Opting out of the cash basis
Pros and cons
Cash basis accounting is now the default method for self-employed individuals and partnerships, but you can opt out and carry on using the accruals basis instead.
HMRC introduced the change as a way to simplify accounting for small businesses. But in fact the new system appears to be aimed at facilitating the introduction of Making Tax Digital (MTD) for income tax. MTD is set to start in April 2026 for individuals with qualifying income over £50,000 and April 2027 for qualifying income over £30,000. No start date has been announced for MTD for partnerships.
Drawing up accounts based on cash in and out is certainly simpler, making it easier to provide the quarterly accounting information that MTD will require. But annual profits may fluctuate wildly when expenses are paid in a different accounting period from the receipt of the related income, and stock and work in progress are not taken into account.
That may result in years when taxable income unexpectedly jumps into a higher tax band than if it accrued more evenly. It also makes budgeting and cash flow challenging and makes it harder to work out how profitable your business really is.
However, by the same token and with care, you may be able to plan your payments and receipts to ensure you stay below a relevant income tax threshold.

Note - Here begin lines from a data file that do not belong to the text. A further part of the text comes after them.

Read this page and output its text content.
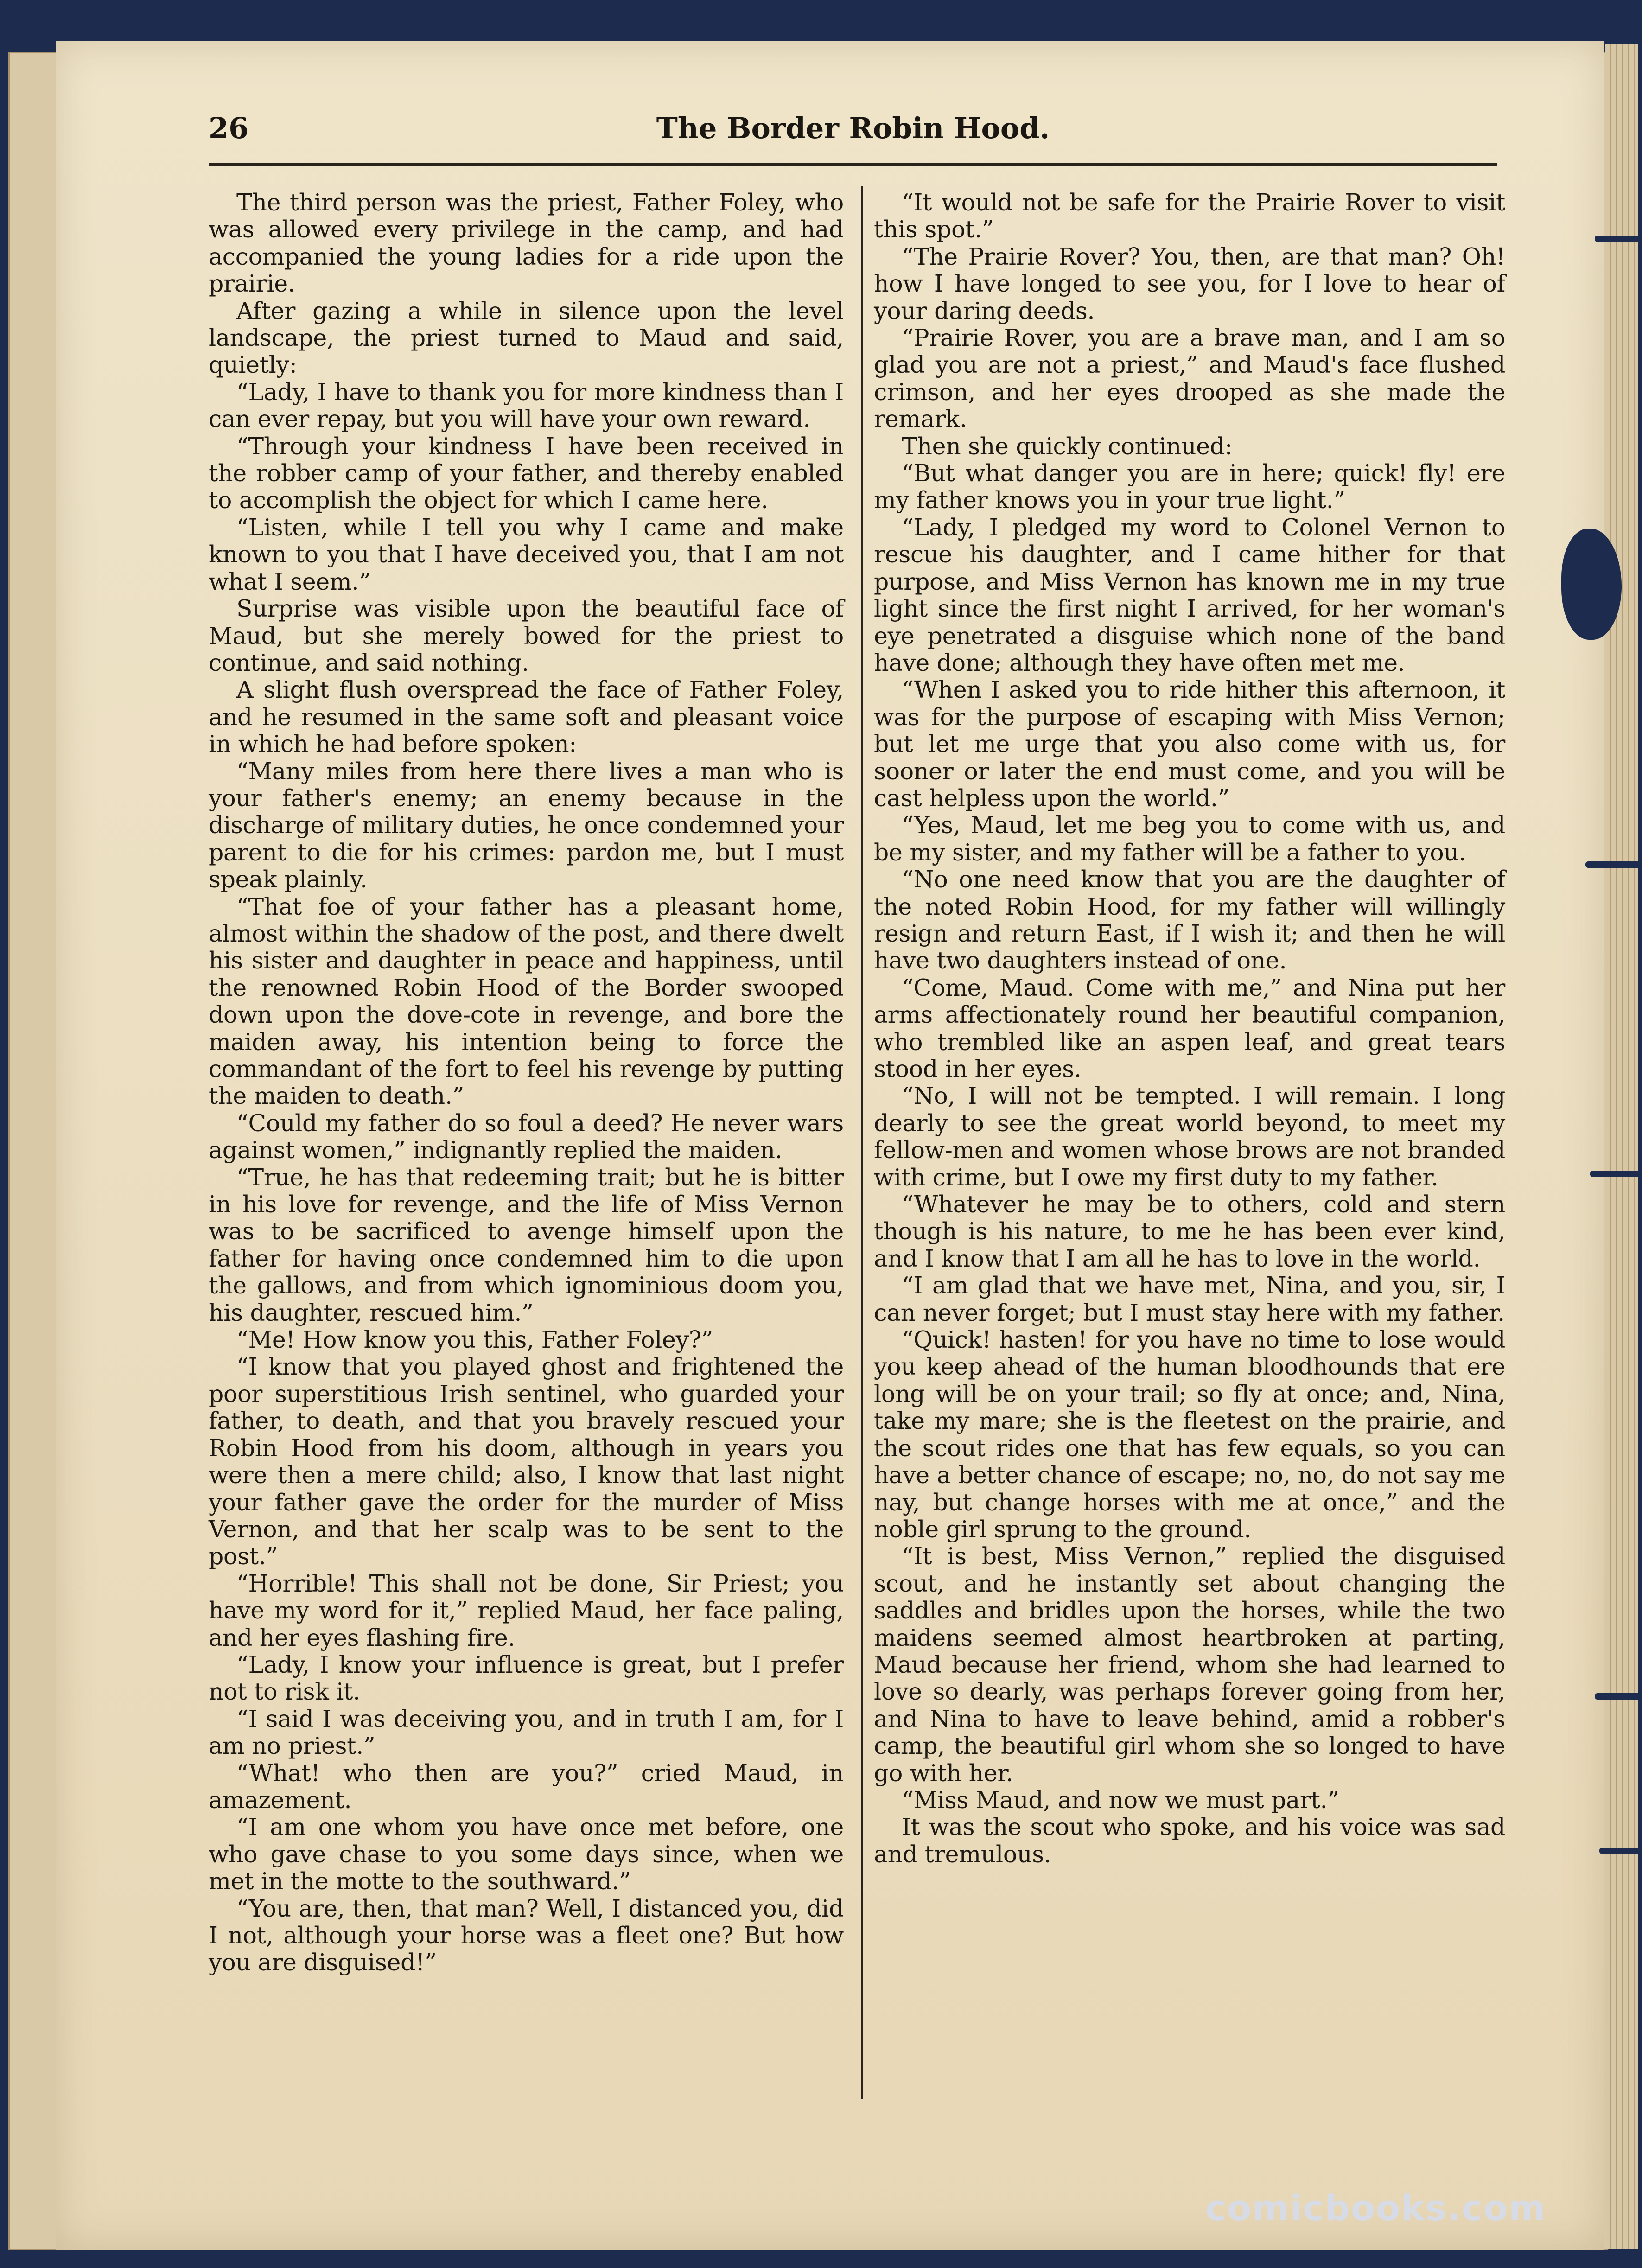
The Border Robin Hood.
26

The third person was the priest, Father Foley, who was allowed every privilege in the camp, and had accompanied the young ladies for a ride upon the prairie.

After gazing a while in silence upon the level landscape, the priest turned to Maud and said, quietly:

“Lady, I have to thank you for more kindness than I can ever repay, but you will have your own reward.

“Through your kindness I have been received in the robber camp of your father, and thereby enabled to accomplish the object for which I came here.

“Listen, while I tell you why I came and make known to you that I have deceived you, that I am not what I seem.”

Surprise was visible upon the beautiful face of Maud, but she merely bowed for the priest to continue, and said nothing.

A slight flush overspread the face of Father Foley, and he resumed in the same soft and pleasant voice in which he had before spoken:

“Many miles from here there lives a man who is your father's enemy; an enemy because in the discharge of military duties, he once condemned your parent to die for his crimes: pardon me, but I must speak plainly.

“That foe of your father has a pleasant home, almost within the shadow of the post, and there dwelt his sister and daughter in peace and happiness, until the renowned Robin Hood of the Border swooped down upon the dove-cote in revenge, and bore the maiden away, his intention being to force the commandant of the fort to feel his revenge by putting the maiden to death.”

“Could my father do so foul a deed? He never wars against women,” indignantly replied the maiden.

“True, he has that redeeming trait; but he is bitter in his love for revenge, and the life of Miss Vernon was to be sacrificed to avenge himself upon the father for having once condemned him to die upon the gallows, and from which ignominious doom you, his daughter, rescued him.”

“Me! How know you this, Father Foley?”

“I know that you played ghost and frightened the poor superstitious Irish sentinel, who guarded your father, to death, and that you bravely rescued your Robin Hood from his doom, although in years you were then a mere child; also, I know that last night your father gave the order for the murder of Miss Vernon, and that her scalp was to be sent to the post.”

“Horrible! This shall not be done, Sir Priest; you have my word for it,” replied Maud, her face paling, and her eyes flashing fire.

“Lady, I know your influence is great, but I prefer not to risk it.

“I said I was deceiving you, and in truth I am, for I am no priest.”

“What! who then are you?” cried Maud, in amazement.

“I am one whom you have once met before, one who gave chase to you some days since, when we met in the motte to the southward.”

“You are, then, that man? Well, I distanced you, did I not, although your horse was a fleet one? But how you are disguised!”

“It would not be safe for the Prairie Rover to visit this spot.”

“The Prairie Rover? You, then, are that man? Oh! how I have longed to see you, for I love to hear of your daring deeds.

“Prairie Rover, you are a brave man, and I am so glad you are not a priest,” and Maud's face flushed crimson, and her eyes drooped as she made the remark.

Then she quickly continued:

“But what danger you are in here; quick! fly! ere my father knows you in your true light.”

“Lady, I pledged my word to Colonel Vernon to rescue his daughter, and I came hither for that purpose, and Miss Vernon has known me in my true light since the first night I arrived, for her woman's eye penetrated a disguise which none of the band have done; although they have often met me.

“When I asked you to ride hither this afternoon, it was for the purpose of escaping with Miss Vernon; but let me urge that you also come with us, for sooner or later the end must come, and you will be cast helpless upon the world.”

“Yes, Maud, let me beg you to come with us, and be my sister, and my father will be a father to you.

“No one need know that you are the daughter of the noted Robin Hood, for my father will willingly resign and return East, if I wish it; and then he will have two daughters instead of one.

“Come, Maud. Come with me,” and Nina put her arms affectionately round her beautiful companion, who trembled like an aspen leaf, and great tears stood in her eyes.

“No, I will not be tempted. I will remain. I long dearly to see the great world beyond, to meet my fellow-men and women whose brows are not branded with crime, but I owe my first duty to my father.

“Whatever he may be to others, cold and stern though is his nature, to me he has been ever kind, and I know that I am all he has to love in the world.

“I am glad that we have met, Nina, and you, sir, I can never forget; but I must stay here with my father.

“Quick! hasten! for you have no time to lose would you keep ahead of the human bloodhounds that ere long will be on your trail; so fly at once; and, Nina, take my mare; she is the fleetest on the prairie, and the scout rides one that has few equals, so you can have a better chance of escape; no, no, do not say me nay, but change horses with me at once,” and the noble girl sprung to the ground.

“It is best, Miss Vernon,” replied the disguised scout, and he instantly set about changing the saddles and bridles upon the horses, while the two maidens seemed almost heartbroken at parting, Maud because her friend, whom she had learned to love so dearly, was perhaps forever going from her, and Nina to have to leave behind, amid a robber's camp, the beautiful girl whom she so longed to have go with her.

“Miss Maud, and now we must part.”

It was the scout who spoke, and his voice was sad and tremulous.

comicbooks.com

You could buy stock and pay your suppliers early if you think your profits may be more heavily taxed in this tax year rather than next, or delay payments in the converse situation, although you need to maintain a good relationship with your suppliers, especially if you are paying subcontractors.
On the income side, although you might not be able to persuade your customers or clients to pay you early, you could postpone income by delaying invoicing, or even ask a customer to hold off paying your invoice until after the year end.
The change to cash basis accounting as the default method does not apply to VAT, which continues to be payable on the difference between sales invoices and purchase invoices. Businesses can elect for the VAT cash accounting scheme but only if their VAT taxable turnover is £1.35 million or less.
If you have to wait for payment from your customers, cash accounting should benefit your business. But you should take advice for your particular circumstances for both VAT and income tax.